ZFIN ID: ZDB-PUB-070625-9
Replacement of Buried Cysteine from Zebrafish Cu/Zn Superoxide Dismutase and Enhancement of Its Stability via Site-Directed Mutagenesis
Ken, C.F., Lin, C.T., Wen, Y.D., and Wu, J.L.
Date: 2007
Source: Marine biotechnology (New York, N.Y.)   9(3): 335-342 (Journal)
Registered Authors: Wu, Jen-Leih
Keywords: Cu/Zn superoxide dismutase, I-Mutant 2.0, oxidative stress, site-direct mutagenesis, thermostability
MeSH Terms:
  • Amino Acid Sequence
  • Animals
  • Cysteine/genetics*
  • Enzyme Stability
  • Gene Expression Regulation, Enzymologic
  • Hot Temperature
  • Larva/drug effects
  • Mutagenesis, Site-Directed*
  • Paraquat/toxicity
  • Superoxide Dismutase/chemistry*
  • Superoxide Dismutase/genetics*
  • Zebrafish*/genetics
PubMed: 17549562 Full text @ Mar. Biotechnol.
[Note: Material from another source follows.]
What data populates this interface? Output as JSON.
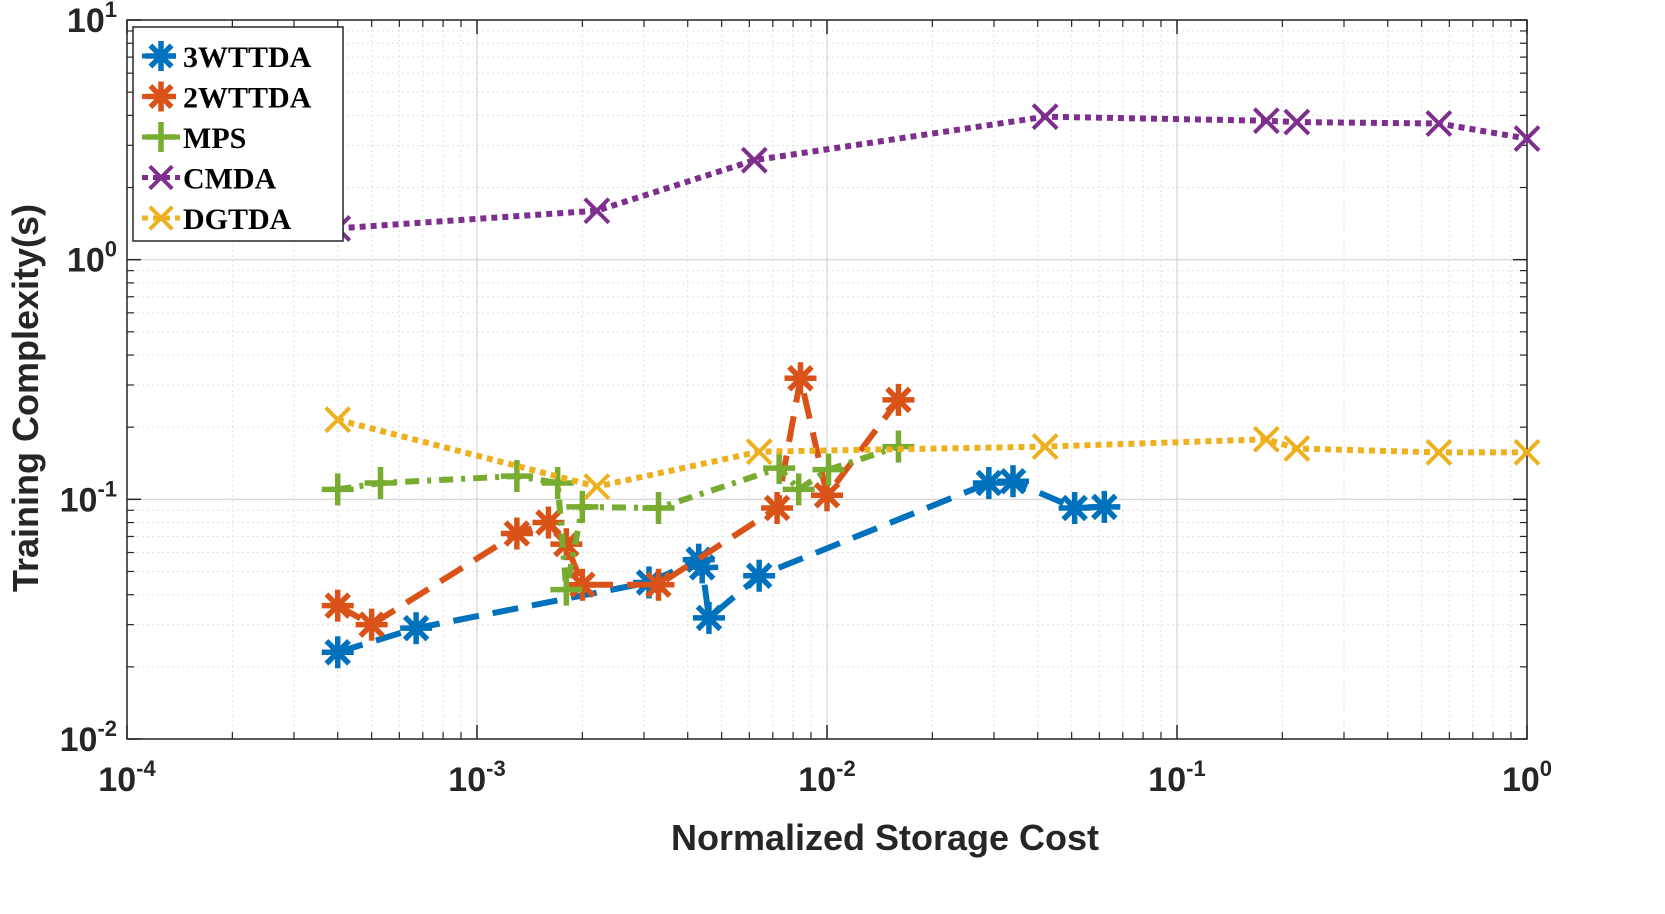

Zebrafish Cu/Zn-superoxide dismutase (ZSOD1) has one free cysteine (Cys-7) in a first beta-strand with lower thermostability. We predicted the stability would be increased with single-point mutation at 70 degrees C via the I-Mutant 2.0 server, and generated a mutant SOD with replacement of the free Cys to Ala (ZSODC7A) by site-directed mutagenesis. The mutant was expressed and purified from the Escherichia coli strain AD494(DE3)pLysS and the yield was 2 mg from 0.4 L of culture. The ZSODC7A was heated at 90 degrees C. In a time-dependent assay, the time interval for 50% inactivation was 32 min, and its thermal inactivation rate constant K (d) was 2 x 10(-2) min(-1). The mutant was still activated in broad pH range (2.3-12), and had only a moderate effect under sodium dodecyl sulfate treatment. The calculated specific activity of the mutant was 3980 U/mg, twice that of wild-type ZSOD1. In addition, we soaked fish larva with equal enzyme units of either ZSOD1 or ZSODC7A for 2 h, and then stressed them with 100 ppm of paraquat to induce oxidative injury. The survival rate was significant.